For each of your financial measures, your goal will be to use automated tools to create the measures that you want to use. For that, you can use native cloud tools from your cloud provider like AWS or Azure cost management, or multi-cloud solutions like CloudHealth or CWOM.

They will help you not only to measure but also to take actions when discrepencies are found.

Variable cost model of cloud

In digital, your direct demand (customer) or your response to the demand (processing), will vary overtime.
Any excess provisioning needs to be considered as a loss and avoided as much as possible.

Otherwize, as highlight in the first part of this post, your investement will not be efficient

Drive with data model

In the post From data to data model, I explained how data models are tools to move from history observation (measure) to forecast.

Your financial model is the profitability driver of your product and need to be based on the business data input of your product

To understand this, let’s look at this view provided by Aviation Week Network based on the IATA avionic organization forecast

https://aviationweek.com/aerospace-defense-2021/civil-aviation/airlines-bet-traffic-comeback-second-half-2021

As you can see, before COVID, the business projection of the industry was really promissing and as digital products were having their own high take rate forecast, many business models were having a break heaven point (BEP) really promissing.

With the new industry forecast, all business models need to be reeavaluated and the evolution of the expense realigned with them.
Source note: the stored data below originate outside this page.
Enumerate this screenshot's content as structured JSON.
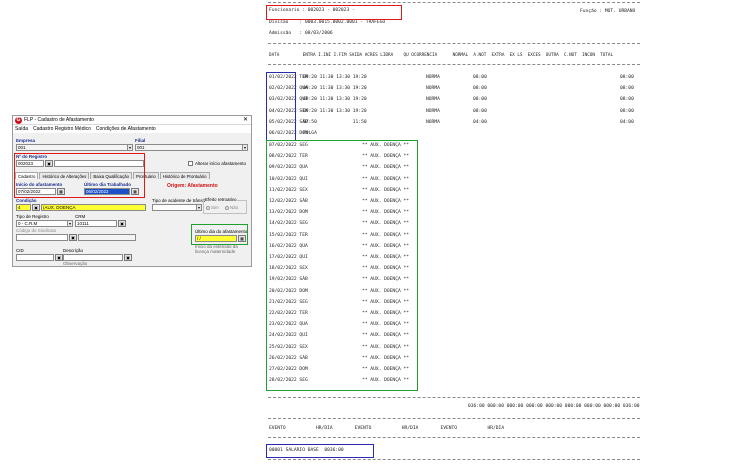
{
  "dialog": {
    "title": "FLP - Cadastro de Afastamento",
    "logo_letter": "G",
    "close_glyph": "✕",
    "menu": [
      "Saída",
      "Cadastro Registro Médico",
      "Condições de Afastamento"
    ],
    "empresa_label": "Empresa",
    "empresa_value": "001",
    "filial_label": "Filial",
    "filial_value": "001",
    "registro_label": "Nº do Registro",
    "registro_value": "002023",
    "alterar_label": "Alterar início afastamento",
    "tabs": [
      "Cadastro",
      "Histórico de Alterações",
      "Baixa Qualificação",
      "Prontuário",
      "Histórico de Prontuário"
    ],
    "inicio_label": "Início do afastamento",
    "inicio_value": "07/02/2022",
    "ultimo_trab_label": "Último dia Trabalhado",
    "ultimo_trab_value": "06/02/2022",
    "origem_label": "Origem: Afastamento",
    "condicao_label": "Condição",
    "condicao_code": "4",
    "condicao_value": "(AUX. DOENÇA",
    "acidente_label": "Tipo de acidente de trânsito",
    "efeito_label": "Efeito retroativo",
    "sim_label": "Sim",
    "nao_label": "Não",
    "tipo_registro_label": "Tipo de Registro",
    "tipo_registro_value": "0 - C.R.M",
    "crm_label": "CRM",
    "crm_value": "10111",
    "codigo_label": "Código do Sindicato",
    "ultimo_afast_label": "Último dia do afastamento",
    "ultimo_afast_value": "/ /",
    "licenca_label": "Início da extensão da licença maternidade",
    "cid_label": "CID",
    "descricao_label": "Descrição",
    "observacao_label": "Observação"
  },
  "report": {
    "funcionario": "Funcionario : 002023 - 002023 -",
    "funcao": "Função : MOT. URBANO",
    "divisao": "Divisao    : 0003.0015.0002.0001 - TRAFEGO",
    "admissao": "Admissão   : 08/03/2006",
    "columns": "DATA         ENTRA I.INI I.FIM SAIDA ACRES LIBRA    QU OCORRENCIA      NORMAL  A.NOT  EXTRA  EX LS  EXCES  OUTRA  C.NOT  INCON  TOTAL",
    "worked_rows": [
      {
        "date": "01/02/2022 TER",
        "times": "09:20 11:30 13:30 19:20",
        "occ": "NORMA",
        "normal": "08:00",
        "total": "08:00"
      },
      {
        "date": "02/02/2022 QUA",
        "times": "09:20 11:30 13:30 19:20",
        "occ": "NORMA",
        "normal": "08:00",
        "total": "08:00"
      },
      {
        "date": "03/02/2022 QUI",
        "times": "09:20 11:30 13:30 19:20",
        "occ": "NORMA",
        "normal": "08:00",
        "total": "08:00"
      },
      {
        "date": "04/02/2022 SEX",
        "times": "09:20 11:30 13:30 19:20",
        "occ": "NORMA",
        "normal": "08:00",
        "total": "08:00"
      },
      {
        "date": "05/02/2022 SÁB",
        "times": "07:50             11:50",
        "occ": "NORMA",
        "normal": "04:00",
        "total": "04:00"
      },
      {
        "date": "06/02/2022 DOM",
        "times": "FOLGA",
        "occ": "",
        "normal": "",
        "total": ""
      }
    ],
    "aux_text": "** AUX. DOENÇA **",
    "aux_rows": [
      "07/02/2022 SEG",
      "08/02/2022 TER",
      "09/02/2022 QUA",
      "10/02/2022 QUI",
      "11/02/2022 SEX",
      "12/02/2022 SÁB",
      "13/02/2022 DOM",
      "14/02/2022 SEG",
      "15/02/2022 TER",
      "16/02/2022 QUA",
      "17/02/2022 QUI",
      "18/02/2022 SEX",
      "19/02/2022 SÁB",
      "20/02/2022 DOM",
      "21/02/2022 SEG",
      "22/02/2022 TER",
      "23/02/2022 QUA",
      "24/02/2022 QUI",
      "25/02/2022 SEX",
      "26/02/2022 SÁB",
      "27/02/2022 DOM",
      "28/02/2022 SEG"
    ],
    "totals": "036:00 000:00 000:00 000:00 000:00 000:00 000:00 000:00 036:00",
    "evento_header": "EVENTO           HR/DIA        EVENTO           HR/DIA        EVENTO           HR/DIA",
    "evento_row": "00001 SALARIO BASE  0036:00"
  }
}
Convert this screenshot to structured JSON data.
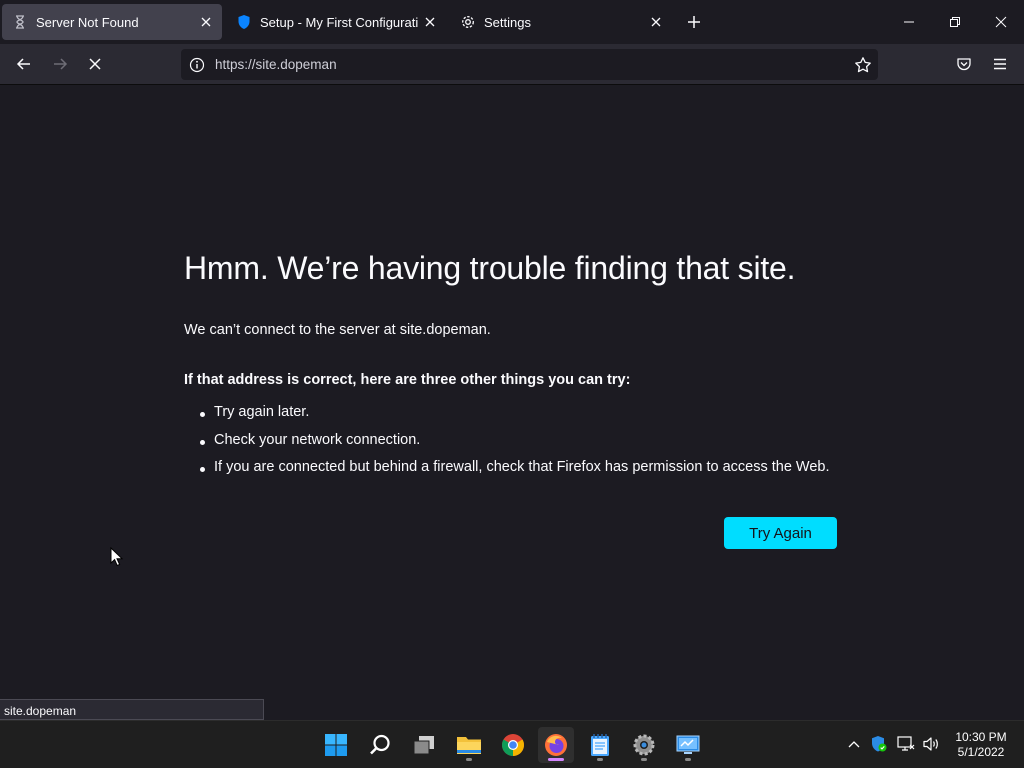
{
  "tabs": [
    {
      "label": "Server Not Found",
      "icon": "hourglass-icon",
      "active": true
    },
    {
      "label": "Setup - My First Configuration",
      "icon": "shield-icon",
      "active": false
    },
    {
      "label": "Settings",
      "icon": "gear-icon",
      "active": false
    }
  ],
  "address_bar": {
    "url": "https://site.dopeman"
  },
  "error_page": {
    "title": "Hmm. We’re having trouble finding that site.",
    "description": "We can’t connect to the server at site.dopeman.",
    "suggestions_heading": "If that address is correct, here are three other things you can try:",
    "suggestions": [
      "Try again later.",
      "Check your network connection.",
      "If you are connected but behind a firewall, check that Firefox has permission to access the Web."
    ],
    "try_again_label": "Try Again"
  },
  "status_bar": {
    "text": "site.dopeman"
  },
  "taskbar": {
    "apps": [
      "start-icon",
      "search-icon",
      "task-view-icon",
      "file-explorer-icon",
      "chrome-icon",
      "firefox-icon",
      "notepad-icon",
      "settings-icon",
      "control-panel-icon"
    ],
    "clock": {
      "time": "10:30 PM",
      "date": "5/1/2022"
    }
  },
  "colors": {
    "accent": "#00ddff",
    "background": "#1c1b22",
    "toolbar": "#2b2a33",
    "active_tab": "#42414d"
  }
}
But this can be challenging if you have not separated deployment, development and take rate impacts in your demand model

This is, of course, an unusual scenario that have strike the entire industry, but this illustrate the importance to have an automatic data model that can evolve after the initial product launch assessement and drive the execution and operation of your product

The financial model will define the target shape of each of the measure (average and range of uncertainty) so that you can detect anomalies and/or anticipate actions.

For example, if you add all product minimal computing consumption for the incoming year, you can define the needed reserved capacity that you can buy from your provider and reduce by 30% to 70% the associated expense.

What else ?

An expresso ? Maybe for your personal comfort, but more seriously, from those 3 first actions, you need then to be sure that this redirection effort is persistent.
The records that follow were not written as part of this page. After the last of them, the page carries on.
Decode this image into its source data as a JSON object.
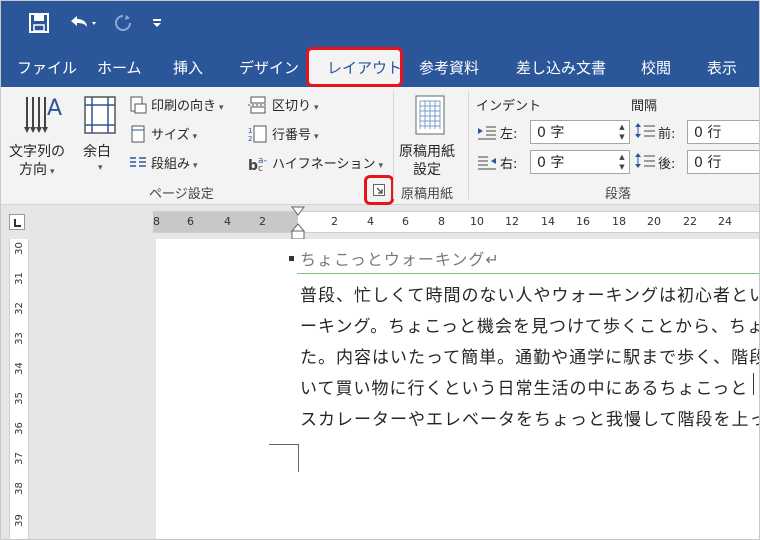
{
  "quick_access": {
    "save_icon": "save-icon",
    "undo_icon": "undo-icon",
    "redo_icon": "redo-icon",
    "customize_icon": "customize-icon"
  },
  "tabs": [
    {
      "label": "ファイル"
    },
    {
      "label": "ホーム"
    },
    {
      "label": "挿入"
    },
    {
      "label": "デザイン"
    },
    {
      "label": "レイアウト"
    },
    {
      "label": "参考資料"
    },
    {
      "label": "差し込み文書"
    },
    {
      "label": "校閲"
    },
    {
      "label": "表示"
    }
  ],
  "ribbon": {
    "page_setup": {
      "text_direction_line1": "文字列の",
      "text_direction_line2": "方向",
      "margins_label": "余白",
      "orientation_label": "印刷の向き",
      "size_label": "サイズ",
      "columns_label": "段組み",
      "breaks_label": "区切り",
      "line_numbers_label": "行番号",
      "hyphenation_label": "ハイフネーション",
      "group_label": "ページ設定"
    },
    "genko": {
      "settings_line1": "原稿用紙",
      "settings_line2": "設定",
      "group_label": "原稿用紙"
    },
    "paragraph": {
      "indent_heading": "インデント",
      "spacing_heading": "間隔",
      "left_label": "左:",
      "left_value": "0 字",
      "right_label": "右:",
      "right_value": "0 字",
      "before_label": "前:",
      "before_value": "0 行",
      "after_label": "後:",
      "after_value": "0 行",
      "group_label": "段落"
    }
  },
  "hruler_numbers": [
    "8",
    "6",
    "4",
    "2",
    "2",
    "4",
    "6",
    "8",
    "10",
    "12",
    "14",
    "16",
    "18",
    "20",
    "22",
    "24"
  ],
  "vruler_numbers": [
    "30",
    "31",
    "32",
    "33",
    "34",
    "35",
    "36",
    "37",
    "38",
    "39"
  ],
  "document": {
    "heading": "ちょこっとウォーキング↵",
    "lines": [
      "普段、忙しくて時間のない人やウォーキングは初心者とい",
      "ーキング。ちょこっと機会を見つけて歩くことから、ちょ",
      "た。内容はいたって簡単。通勤や通学に駅まで歩く、階段",
      "いて買い物に行くという日常生活の中にあるちょこっと",
      "スカレーターやエレベータをちょっと我慢して階段を上っ"
    ]
  },
  "colors": {
    "ribbon_blue": "#2b579a",
    "highlight_red": "#e8141c"
  }
}
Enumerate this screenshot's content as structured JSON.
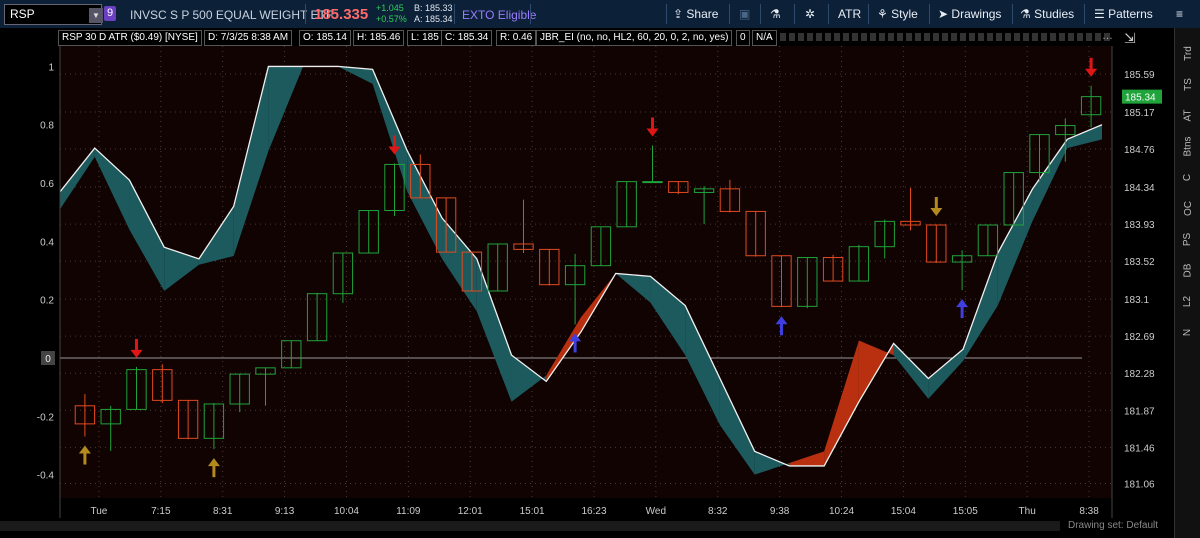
{
  "toolbar": {
    "symbol": "RSP",
    "badge": "9",
    "description": "INVSC S P 500 EQUAL WEIGHT ETF",
    "last": "185.335",
    "net_change": "+1.045",
    "pct_change": "+0.57%",
    "bid": "B: 185.33",
    "ask": "A: 185.34",
    "flag": "EXTO Eligible",
    "share": "Share",
    "atr": "ATR",
    "style": "Style",
    "drawings": "Drawings",
    "studies": "Studies",
    "patterns": "Patterns",
    "colors": {
      "last": "#ff6b6b",
      "change": "#2fd05a",
      "flag": "#9a7cff",
      "bar": "#0c2037"
    }
  },
  "infobar": {
    "title": "RSP 30 D ATR ($0.49) [NYSE]",
    "date": "D: 7/3/25 8:38 AM",
    "open": "O: 185.14",
    "high": "H: 185.46",
    "low": "L: 185",
    "close": "C: 185.34",
    "range": "R: 0.46",
    "study": "JBR_EI (no, no, HL2, 60, 20, 0, 2, no, yes)",
    "study_value": "0",
    "na": "N/A"
  },
  "right_tabs": [
    "Trd",
    "TS",
    "AT",
    "Btns",
    "C",
    "OC",
    "PS",
    "DB",
    "L2",
    "N"
  ],
  "drawing_set": "Drawing set: Default",
  "chart_data": {
    "type": "candlestick",
    "x_ticks": [
      "Tue",
      "7:15",
      "8:31",
      "9:13",
      "10:04",
      "11:09",
      "12:01",
      "15:01",
      "16:23",
      "Wed",
      "8:32",
      "9:38",
      "10:24",
      "15:04",
      "15:05",
      "Thu",
      "8:38"
    ],
    "price_axis": {
      "ticks": [
        "185.59",
        "185.17",
        "184.76",
        "184.34",
        "183.93",
        "183.52",
        "183.1",
        "182.69",
        "182.28",
        "181.87",
        "181.46",
        "181.06"
      ],
      "last_price_label": "185.34",
      "last_price_color": "#1fa33a"
    },
    "oscillator_axis": {
      "ticks": [
        "1",
        "0.8",
        "0.6",
        "0.4",
        "0.2",
        "0",
        "-0.2",
        "-0.4"
      ],
      "range": [
        -0.48,
        1.07
      ],
      "zero_line": 0
    },
    "price_range": [
      180.9,
      185.9
    ],
    "candles": [
      {
        "o": 181.92,
        "h": 182.05,
        "l": 181.58,
        "c": 181.72
      },
      {
        "o": 181.72,
        "h": 181.92,
        "l": 181.42,
        "c": 181.88
      },
      {
        "o": 181.88,
        "h": 182.35,
        "l": 181.88,
        "c": 182.32
      },
      {
        "o": 182.32,
        "h": 182.38,
        "l": 181.95,
        "c": 181.98
      },
      {
        "o": 181.98,
        "h": 181.98,
        "l": 181.55,
        "c": 181.56
      },
      {
        "o": 181.56,
        "h": 181.95,
        "l": 181.44,
        "c": 181.94
      },
      {
        "o": 181.94,
        "h": 182.27,
        "l": 181.85,
        "c": 182.27
      },
      {
        "o": 182.27,
        "h": 182.34,
        "l": 181.92,
        "c": 182.34
      },
      {
        "o": 182.34,
        "h": 182.64,
        "l": 182.34,
        "c": 182.64
      },
      {
        "o": 182.64,
        "h": 183.17,
        "l": 182.64,
        "c": 183.16
      },
      {
        "o": 183.16,
        "h": 183.61,
        "l": 183.06,
        "c": 183.61
      },
      {
        "o": 183.61,
        "h": 184.08,
        "l": 183.61,
        "c": 184.08
      },
      {
        "o": 184.08,
        "h": 184.6,
        "l": 184.02,
        "c": 184.59
      },
      {
        "o": 184.59,
        "h": 184.7,
        "l": 184.22,
        "c": 184.22
      },
      {
        "o": 184.22,
        "h": 184.22,
        "l": 183.62,
        "c": 183.62
      },
      {
        "o": 183.62,
        "h": 183.62,
        "l": 183.19,
        "c": 183.19
      },
      {
        "o": 183.19,
        "h": 183.71,
        "l": 183.19,
        "c": 183.71
      },
      {
        "o": 183.71,
        "h": 184.2,
        "l": 183.61,
        "c": 183.65
      },
      {
        "o": 183.65,
        "h": 183.65,
        "l": 183.25,
        "c": 183.26
      },
      {
        "o": 183.26,
        "h": 183.6,
        "l": 182.82,
        "c": 183.47
      },
      {
        "o": 183.47,
        "h": 183.9,
        "l": 183.47,
        "c": 183.9
      },
      {
        "o": 183.9,
        "h": 184.4,
        "l": 183.9,
        "c": 184.4
      },
      {
        "o": 184.4,
        "h": 184.8,
        "l": 184.4,
        "c": 184.4
      },
      {
        "o": 184.4,
        "h": 184.4,
        "l": 184.26,
        "c": 184.28
      },
      {
        "o": 184.28,
        "h": 184.35,
        "l": 183.93,
        "c": 184.32
      },
      {
        "o": 184.32,
        "h": 184.42,
        "l": 184.06,
        "c": 184.07
      },
      {
        "o": 184.07,
        "h": 184.07,
        "l": 183.57,
        "c": 183.58
      },
      {
        "o": 183.58,
        "h": 183.58,
        "l": 183.01,
        "c": 183.02
      },
      {
        "o": 183.02,
        "h": 183.56,
        "l": 183.0,
        "c": 183.56
      },
      {
        "o": 183.56,
        "h": 183.59,
        "l": 183.3,
        "c": 183.3
      },
      {
        "o": 183.3,
        "h": 183.7,
        "l": 183.3,
        "c": 183.68
      },
      {
        "o": 183.68,
        "h": 183.98,
        "l": 183.55,
        "c": 183.96
      },
      {
        "o": 183.96,
        "h": 184.33,
        "l": 183.86,
        "c": 183.92
      },
      {
        "o": 183.92,
        "h": 183.92,
        "l": 183.5,
        "c": 183.51
      },
      {
        "o": 183.51,
        "h": 183.64,
        "l": 183.2,
        "c": 183.58
      },
      {
        "o": 183.58,
        "h": 183.92,
        "l": 183.58,
        "c": 183.92
      },
      {
        "o": 183.92,
        "h": 184.5,
        "l": 183.92,
        "c": 184.5
      },
      {
        "o": 184.5,
        "h": 184.92,
        "l": 184.4,
        "c": 184.92
      },
      {
        "o": 184.92,
        "h": 185.1,
        "l": 184.62,
        "c": 185.02
      },
      {
        "o": 185.14,
        "h": 185.46,
        "l": 185.0,
        "c": 185.34
      }
    ],
    "band_upper": [
      0.57,
      0.72,
      0.61,
      0.38,
      0.34,
      0.52,
      1.0,
      1.0,
      1.0,
      0.99,
      0.71,
      0.48,
      0.34,
      0.01,
      -0.08,
      0.09,
      0.29,
      0.28,
      0.18,
      -0.07,
      -0.32,
      -0.37,
      -0.37,
      -0.15,
      0.05,
      -0.07,
      0.03,
      0.36,
      0.58,
      0.75,
      0.8
    ],
    "band_lower": [
      0.51,
      0.69,
      0.44,
      0.23,
      0.32,
      0.35,
      0.71,
      1.0,
      1.0,
      0.94,
      0.57,
      0.34,
      0.16,
      -0.15,
      -0.06,
      0.14,
      0.29,
      0.19,
      0.01,
      -0.23,
      -0.4,
      -0.36,
      -0.32,
      0.06,
      0.01,
      -0.14,
      -0.01,
      0.18,
      0.47,
      0.72,
      0.75
    ],
    "band_bull_color": "#1c5a5e",
    "band_bear_color": "#b8300f",
    "arrows": [
      {
        "bar": 0,
        "dir": "up",
        "color": "#b38a1e"
      },
      {
        "bar": 2,
        "dir": "down",
        "color": "#e01515"
      },
      {
        "bar": 5,
        "dir": "up",
        "color": "#b38a1e"
      },
      {
        "bar": 12,
        "dir": "down",
        "color": "#e01515"
      },
      {
        "bar": 19,
        "dir": "up",
        "color": "#3f3fe0"
      },
      {
        "bar": 22,
        "dir": "down",
        "color": "#e01515"
      },
      {
        "bar": 27,
        "dir": "up",
        "color": "#3f3fe0"
      },
      {
        "bar": 33,
        "dir": "down",
        "color": "#b38a1e"
      },
      {
        "bar": 34,
        "dir": "up",
        "color": "#3f3fe0"
      },
      {
        "bar": 39,
        "dir": "down",
        "color": "#e01515"
      }
    ],
    "up_color": "#1fa33a",
    "down_color": "#e04a1f",
    "grid": true
  }
}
In this post, I have not touched the others factors that concur to the customer satisfaction (user experience, functions, operation, security, reliability and performance), but they are of course also essential to the success of the product.
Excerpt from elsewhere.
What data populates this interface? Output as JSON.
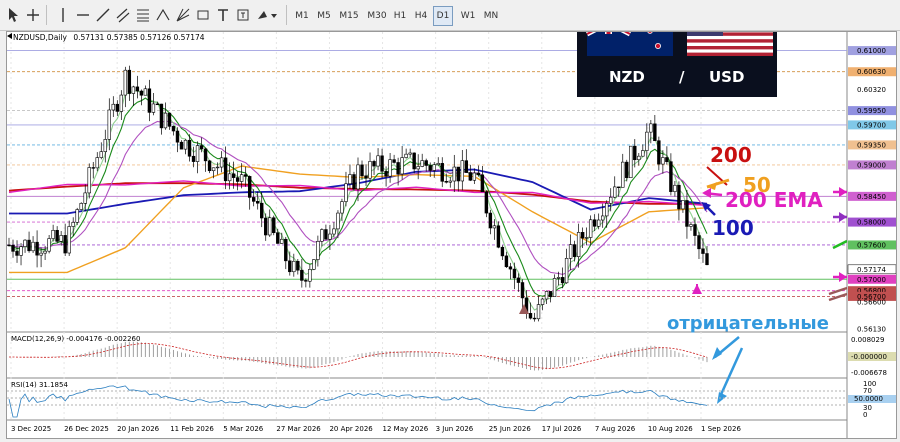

However, if we stay focused on the financial profitability, I would like to come back to on example of leak listed in the first part of the post.

On the example of the licences, the success of this management will rely on the knowledge of

  • type of licence (functions availables)
  • granularity of the licence (by year, by user, by instance …)
  • usage condition (limits, reasignement …)
  • ramp up/down speed (time to procure)

We use generally the term “on demand”, but as you can see, the condition of the on-demand will generate different type of questions that you will need to answer with the model.

Also, as you have probably realize, you will provide the global direction but each of your team member will be part of its success and the communication is key.

This can be achieved by standard communication or by simply giving secured targeted access to the tool to them.